What's the fastest way to find different equations number in integers?

Question

the equation looks like that:

x1 + x2 + x3 + x4 + ... + xk = n

and ( 0 <= n <= 1000, 0 < k <=1000 )

example:

n=3 and k=2

3+0=3 2+1=3
0+3=3 1+2=3

output: 4 // count of equations

I can't think of anything, even the worst 100 loop way to do this.

Answer 1

n = 0 -> 1
k = 1 -> 1
k = 2 -> n + 1
k > 2 -> func(n, k - 1) + func(n - 1, k - 1) + .... + func(0, k - 1)
      // 0 + ...          1 + ...                     n + 0 + ... + 0

thus, do it recursively....

int func(int n, int k) {
    assert (n >= 0);
    assert (k > 0);
    if (n == 0 || k == 1) {
        return 1;
    }
    else if (k == 2) {
        return n + 1;
    }
    else {
        int sum = 0;
        for (int i = 0; i <= n; i++) {
            sum += func(i, k - 1);
        }
        return sum;
    }
}

to eliminate redundant calculation

int result[NMAX + 1][KMAX + 1] = {0};
int func(int n, int k) {
    assert (n >= 0);
    assert (k > 0);
    if (n == 0 || k == 1) {
        return 1;
    }
    else if (k == 2) {
        return n + 1;
    }
    else if (result[n][k] != 0) {
        return result[n][k];
    }
    else {
        int sum = 0;
        for (int i = 0; i <= n; i++) {
            sum += func(i, k - 1);
        }
        result[n][k] = sum;
        return sum;
    }
}

Answer 2

This sounds like the second Stars and Bars theorem.

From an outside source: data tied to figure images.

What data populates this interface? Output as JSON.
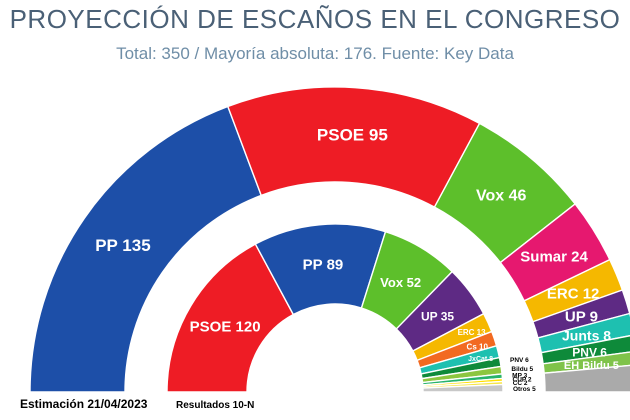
{
  "header": {
    "title": "PROYECCIÓN DE ESCAÑOS EN EL CONGRESO",
    "subtitle": "Total: 350 / Mayoría absoluta: 176. Fuente: Key Data"
  },
  "chart_data": [
    {
      "type": "pie",
      "shape": "semicircle",
      "total": 350,
      "caption": "Estimación 21/04/2023",
      "slices": [
        {
          "party": "PP",
          "seats": 135,
          "label": "PP 135",
          "color": "#1d4fa8"
        },
        {
          "party": "PSOE",
          "seats": 95,
          "label": "PSOE 95",
          "color": "#ee1c25"
        },
        {
          "party": "Vox",
          "seats": 46,
          "label": "Vox 46",
          "color": "#5dbf2b"
        },
        {
          "party": "Sumar",
          "seats": 24,
          "label": "Sumar 24",
          "color": "#e6186f"
        },
        {
          "party": "ERC",
          "seats": 12,
          "label": "ERC 12",
          "color": "#f5b800"
        },
        {
          "party": "UP",
          "seats": 9,
          "label": "UP 9",
          "color": "#5e2a84"
        },
        {
          "party": "Junts",
          "seats": 8,
          "label": "Junts 8",
          "color": "#1ec0b0"
        },
        {
          "party": "PNV",
          "seats": 6,
          "label": "PNV 6",
          "color": "#0e8a3a"
        },
        {
          "party": "EH Bildu",
          "seats": 5,
          "label": "EH Bildu 5",
          "color": "#7fc34a"
        },
        {
          "party": "Otros",
          "seats": 10,
          "label": "",
          "color": "#aaaaaa"
        }
      ]
    },
    {
      "type": "pie",
      "shape": "semicircle",
      "total": 350,
      "caption": "Resultados 10-N",
      "slices": [
        {
          "party": "PSOE",
          "seats": 120,
          "label": "PSOE 120",
          "color": "#ee1c25"
        },
        {
          "party": "PP",
          "seats": 89,
          "label": "PP 89",
          "color": "#1d4fa8"
        },
        {
          "party": "Vox",
          "seats": 52,
          "label": "Vox 52",
          "color": "#5dbf2b"
        },
        {
          "party": "UP",
          "seats": 35,
          "label": "UP 35",
          "color": "#5e2a84"
        },
        {
          "party": "ERC",
          "seats": 13,
          "label": "ERC 13",
          "color": "#f5b800"
        },
        {
          "party": "Cs",
          "seats": 10,
          "label": "Cs 10",
          "color": "#f26a21"
        },
        {
          "party": "JxCat",
          "seats": 8,
          "label": "JxCat 8",
          "color": "#1ec0b0"
        },
        {
          "party": "PNV",
          "seats": 6,
          "label": "PNV 6",
          "color": "#0e8a3a"
        },
        {
          "party": "Bildu",
          "seats": 5,
          "label": "Bildu 5",
          "color": "#8cc63f"
        },
        {
          "party": "MP",
          "seats": 3,
          "label": "MP 3",
          "color": "#28b36b"
        },
        {
          "party": "CUP",
          "seats": 2,
          "label": "CUP 2",
          "color": "#ffe000"
        },
        {
          "party": "CC",
          "seats": 2,
          "label": "CC 2",
          "color": "#f7e64a"
        },
        {
          "party": "Otros",
          "seats": 5,
          "label": "Otros 5",
          "color": "#c8c8c8"
        }
      ]
    }
  ]
}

For any pair of natural numbers k and n, the number of distinct k-tuples of non-negative integers whose sum is n is given by the binomial coefficient (^{k + n - 1} _n)...

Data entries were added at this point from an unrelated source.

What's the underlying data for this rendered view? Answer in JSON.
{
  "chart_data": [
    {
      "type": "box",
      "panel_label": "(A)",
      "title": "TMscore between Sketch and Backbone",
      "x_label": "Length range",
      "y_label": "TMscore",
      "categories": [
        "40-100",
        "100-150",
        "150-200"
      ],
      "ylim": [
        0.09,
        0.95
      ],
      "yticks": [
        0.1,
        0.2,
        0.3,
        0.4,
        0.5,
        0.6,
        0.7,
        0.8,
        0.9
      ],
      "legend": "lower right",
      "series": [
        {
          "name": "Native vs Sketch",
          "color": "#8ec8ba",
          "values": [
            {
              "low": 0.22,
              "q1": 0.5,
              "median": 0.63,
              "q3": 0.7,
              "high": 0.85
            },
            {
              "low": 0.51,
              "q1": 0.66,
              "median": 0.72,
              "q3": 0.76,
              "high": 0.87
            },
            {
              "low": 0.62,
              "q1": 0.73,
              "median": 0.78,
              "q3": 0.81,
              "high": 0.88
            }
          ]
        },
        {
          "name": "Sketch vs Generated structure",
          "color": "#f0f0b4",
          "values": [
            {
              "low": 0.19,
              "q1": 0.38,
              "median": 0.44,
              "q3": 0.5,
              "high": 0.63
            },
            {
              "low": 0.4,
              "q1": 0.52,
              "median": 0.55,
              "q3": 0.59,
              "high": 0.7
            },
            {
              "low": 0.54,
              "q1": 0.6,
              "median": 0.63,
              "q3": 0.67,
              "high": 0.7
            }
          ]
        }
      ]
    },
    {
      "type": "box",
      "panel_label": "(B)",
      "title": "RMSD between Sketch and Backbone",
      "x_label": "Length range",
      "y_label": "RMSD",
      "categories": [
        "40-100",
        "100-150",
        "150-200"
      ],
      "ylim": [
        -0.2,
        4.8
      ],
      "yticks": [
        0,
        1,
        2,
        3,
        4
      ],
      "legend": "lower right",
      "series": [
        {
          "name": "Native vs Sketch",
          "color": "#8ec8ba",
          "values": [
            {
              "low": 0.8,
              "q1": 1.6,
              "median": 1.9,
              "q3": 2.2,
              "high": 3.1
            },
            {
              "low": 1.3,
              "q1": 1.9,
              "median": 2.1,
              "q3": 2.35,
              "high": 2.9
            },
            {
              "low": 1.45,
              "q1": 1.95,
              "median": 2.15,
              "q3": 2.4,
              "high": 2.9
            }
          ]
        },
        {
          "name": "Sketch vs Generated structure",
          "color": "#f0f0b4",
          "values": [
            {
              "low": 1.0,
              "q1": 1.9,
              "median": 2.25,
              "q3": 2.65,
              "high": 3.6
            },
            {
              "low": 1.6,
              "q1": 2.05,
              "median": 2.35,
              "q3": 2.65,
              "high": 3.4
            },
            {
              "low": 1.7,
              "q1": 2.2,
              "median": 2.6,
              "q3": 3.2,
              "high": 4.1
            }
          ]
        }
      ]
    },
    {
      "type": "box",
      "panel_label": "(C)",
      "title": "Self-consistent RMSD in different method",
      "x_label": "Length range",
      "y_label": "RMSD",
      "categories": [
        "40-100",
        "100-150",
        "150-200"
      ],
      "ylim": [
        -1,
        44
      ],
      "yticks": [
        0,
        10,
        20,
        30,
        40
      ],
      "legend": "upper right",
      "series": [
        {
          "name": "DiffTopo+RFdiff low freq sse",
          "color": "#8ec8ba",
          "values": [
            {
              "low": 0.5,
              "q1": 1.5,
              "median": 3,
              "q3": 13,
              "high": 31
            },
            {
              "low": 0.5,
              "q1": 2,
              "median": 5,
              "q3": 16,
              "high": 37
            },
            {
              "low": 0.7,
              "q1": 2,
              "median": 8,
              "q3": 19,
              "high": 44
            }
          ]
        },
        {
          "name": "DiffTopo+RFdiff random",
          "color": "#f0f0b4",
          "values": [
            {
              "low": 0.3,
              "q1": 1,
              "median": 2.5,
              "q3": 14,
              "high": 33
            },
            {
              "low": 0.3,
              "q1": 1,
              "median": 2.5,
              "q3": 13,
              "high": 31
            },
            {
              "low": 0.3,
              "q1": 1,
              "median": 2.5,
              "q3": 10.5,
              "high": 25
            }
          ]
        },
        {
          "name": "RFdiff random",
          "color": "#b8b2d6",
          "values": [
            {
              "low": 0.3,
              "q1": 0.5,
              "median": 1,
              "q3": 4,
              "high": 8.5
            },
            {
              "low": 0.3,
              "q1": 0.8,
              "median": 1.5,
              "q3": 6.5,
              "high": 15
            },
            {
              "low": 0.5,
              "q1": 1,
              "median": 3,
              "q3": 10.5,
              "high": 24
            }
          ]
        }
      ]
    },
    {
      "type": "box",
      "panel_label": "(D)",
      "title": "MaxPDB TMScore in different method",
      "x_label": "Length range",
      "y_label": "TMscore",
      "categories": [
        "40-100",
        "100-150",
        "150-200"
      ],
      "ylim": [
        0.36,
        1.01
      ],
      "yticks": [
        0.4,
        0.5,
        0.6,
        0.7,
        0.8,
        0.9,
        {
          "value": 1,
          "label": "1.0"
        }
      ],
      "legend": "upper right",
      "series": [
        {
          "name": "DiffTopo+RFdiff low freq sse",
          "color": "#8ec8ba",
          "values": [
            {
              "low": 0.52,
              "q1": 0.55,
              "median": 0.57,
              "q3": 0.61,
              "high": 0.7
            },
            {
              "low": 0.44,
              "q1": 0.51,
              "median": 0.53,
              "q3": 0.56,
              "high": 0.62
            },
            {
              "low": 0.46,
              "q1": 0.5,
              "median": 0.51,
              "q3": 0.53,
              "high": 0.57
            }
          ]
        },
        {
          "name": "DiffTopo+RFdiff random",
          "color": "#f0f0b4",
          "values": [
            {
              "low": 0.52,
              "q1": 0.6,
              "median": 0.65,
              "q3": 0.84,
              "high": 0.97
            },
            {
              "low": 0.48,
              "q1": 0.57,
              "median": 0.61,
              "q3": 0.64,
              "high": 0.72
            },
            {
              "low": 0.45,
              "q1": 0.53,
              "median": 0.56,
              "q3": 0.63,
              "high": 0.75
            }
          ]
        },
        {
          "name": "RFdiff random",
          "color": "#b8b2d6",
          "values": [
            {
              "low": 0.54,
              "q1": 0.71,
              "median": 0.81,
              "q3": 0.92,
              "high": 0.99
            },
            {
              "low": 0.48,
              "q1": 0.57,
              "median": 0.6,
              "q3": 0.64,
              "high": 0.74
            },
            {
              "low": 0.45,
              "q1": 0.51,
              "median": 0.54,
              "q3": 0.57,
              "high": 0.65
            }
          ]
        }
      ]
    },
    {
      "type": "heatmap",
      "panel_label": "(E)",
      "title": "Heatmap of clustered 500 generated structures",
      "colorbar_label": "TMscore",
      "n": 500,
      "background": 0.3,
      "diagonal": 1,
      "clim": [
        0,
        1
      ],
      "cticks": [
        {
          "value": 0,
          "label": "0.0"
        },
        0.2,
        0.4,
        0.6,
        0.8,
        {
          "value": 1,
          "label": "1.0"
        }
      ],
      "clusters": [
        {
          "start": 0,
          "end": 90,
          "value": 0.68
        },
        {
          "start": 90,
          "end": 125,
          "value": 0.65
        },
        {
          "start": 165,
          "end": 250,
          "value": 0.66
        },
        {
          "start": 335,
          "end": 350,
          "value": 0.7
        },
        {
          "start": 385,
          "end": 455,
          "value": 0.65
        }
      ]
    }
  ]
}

(I've swapped n and k from the description in Wikipedia to match your question.)

So, in the example you gave with n=3 and k=2, the answer is (^{2 + 3 - 1} ₃) = (⁴ ₃) = 4! / ((4 - 3)! × 3!) = 4.

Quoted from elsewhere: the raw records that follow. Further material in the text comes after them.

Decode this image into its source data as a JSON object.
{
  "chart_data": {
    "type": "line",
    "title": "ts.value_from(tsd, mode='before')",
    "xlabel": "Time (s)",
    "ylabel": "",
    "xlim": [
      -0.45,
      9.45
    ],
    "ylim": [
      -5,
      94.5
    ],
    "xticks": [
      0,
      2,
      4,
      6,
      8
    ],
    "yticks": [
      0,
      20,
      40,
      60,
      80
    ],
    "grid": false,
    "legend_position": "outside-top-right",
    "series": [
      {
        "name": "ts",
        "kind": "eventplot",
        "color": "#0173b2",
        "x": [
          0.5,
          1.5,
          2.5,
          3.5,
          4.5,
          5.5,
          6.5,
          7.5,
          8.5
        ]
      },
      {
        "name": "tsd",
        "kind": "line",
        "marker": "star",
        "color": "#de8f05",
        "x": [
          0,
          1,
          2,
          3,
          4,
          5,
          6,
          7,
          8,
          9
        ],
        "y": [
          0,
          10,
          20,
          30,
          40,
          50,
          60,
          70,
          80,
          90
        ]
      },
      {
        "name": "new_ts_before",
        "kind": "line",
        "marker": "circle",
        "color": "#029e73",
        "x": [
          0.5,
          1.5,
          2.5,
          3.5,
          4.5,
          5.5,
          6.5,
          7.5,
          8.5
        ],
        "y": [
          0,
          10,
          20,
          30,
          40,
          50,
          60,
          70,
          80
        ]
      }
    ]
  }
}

Therefore, if you pre-cache the factorial values you should be able to do the calculation quickly for any of your values of k and n.

Answer 3

It is more like a math problem.
Suppose you have k-1 |s and n Os. The |s split those Os into k partitions. For example if k = 3 and n = 8 it may be split like this

O O O | O | O O O O

The first partition x1 has 3 Os, the second partition x2 has 1 O, and x3 has 4 Os, that is, 3 + 1 + 4 = 8. So the count of equations is the number of combinations of |s and Os, or C(k + n - 1, n).